Monday, July 27, 2015
Further comment on shorting $VIX
Shorting $VIX (though HVI.to) is one thing I've done rather well all year, but what the heck is my method?
Which makes people buy downside protection for their US market positions, and $VIX is an index of the premium paid for downside protection.
So my job, in order to trade HVI successfully and not get bloody murdered, is to determine how much the panty-piddling has to go on before it stops.
So I look at the $VIX chart above and wonder if it can get to 20 again this time. Well, China dumped before y'know, and the world didn't end, so there should be less fear this time 'round andd $VIX shouldn't make it to 20 this time, right?
Ah, but wait:
There's suddenly a bunch of stress in the junk market, probably because of the whole oil thing:
And $INDU just made a lower low:
So maybe this fear pop can carry on for a little while?
So I just have to sit and do nothing for a few days, til either I get a Wagnerian $VIX climax, or I miss the boat, in which case no fear I can just buy double-long QQQ again and be like the normal people.

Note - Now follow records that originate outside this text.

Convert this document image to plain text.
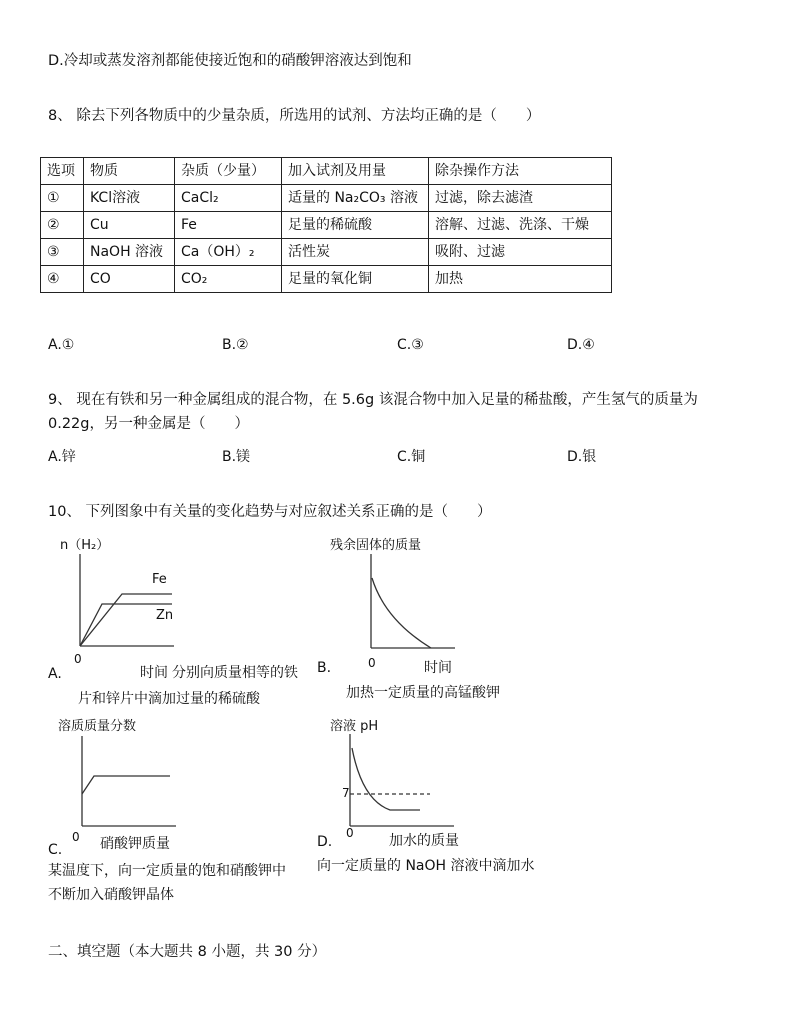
D.冷却或蒸发溶剂都能使接近饱和的硝酸钾溶液达到饱和
8、 除去下列各物质中的少量杂质，所选用的试剂、方法均正确的是（　　）
选项	物质	杂质（少量）	加入试剂及用量	除杂操作方法
①	KCl溶液	CaCl₂	适量的 Na₂CO₃ 溶液	过滤，除去滤渣
②	Cu	Fe	足量的稀硫酸	溶解、过滤、洗涤、干燥
③	NaOH 溶液	Ca（OH）₂	活性炭	吸附、过滤
④	CO	CO₂	足量的氧化铜	加热
A.①	B.②	C.③	D.④
9、 现在有铁和另一种金属组成的混合物，在 5.6g 该混合物中加入足量的稀盐酸，产生氢气的质量为
0.22g，另一种金属是（　　）
A.锌	B.镁	C.铜	D.银
10、 下列图象中有关量的变化趋势与对应叙述关系正确的是（　　）
n（H₂）
Fe
Zn
0
A.	时间 分别向质量相等的铁
片和锌片中滴加过量的稀硫酸
残余固体的质量
B.	0	时间
加热一定质量的高锰酸钾
溶质质量分数
0 硝酸钾质量
C.
某温度下，向一定质量的饱和硝酸钾中
不断加入硝酸钾晶体
溶液 pH
7
0	加水的质量
D.
向一定质量的 NaOH 溶液中滴加水
二、填空题（本大题共 8 小题，共 30 分）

And because HVI and XIV only really make money as the front end of the curve increases its contango, it even pays to be a day late to the party! Seriously, just cos $VIX climaxes at 20 doesn't mean you want to buy XIV if the front end of the future curve is still backwardated.
So there's really no method - except just sitting and watching panties get piddled, attempting to estimate the ultimate target of panty-piddling, and if the target is missed big whoop I just take back a normal position.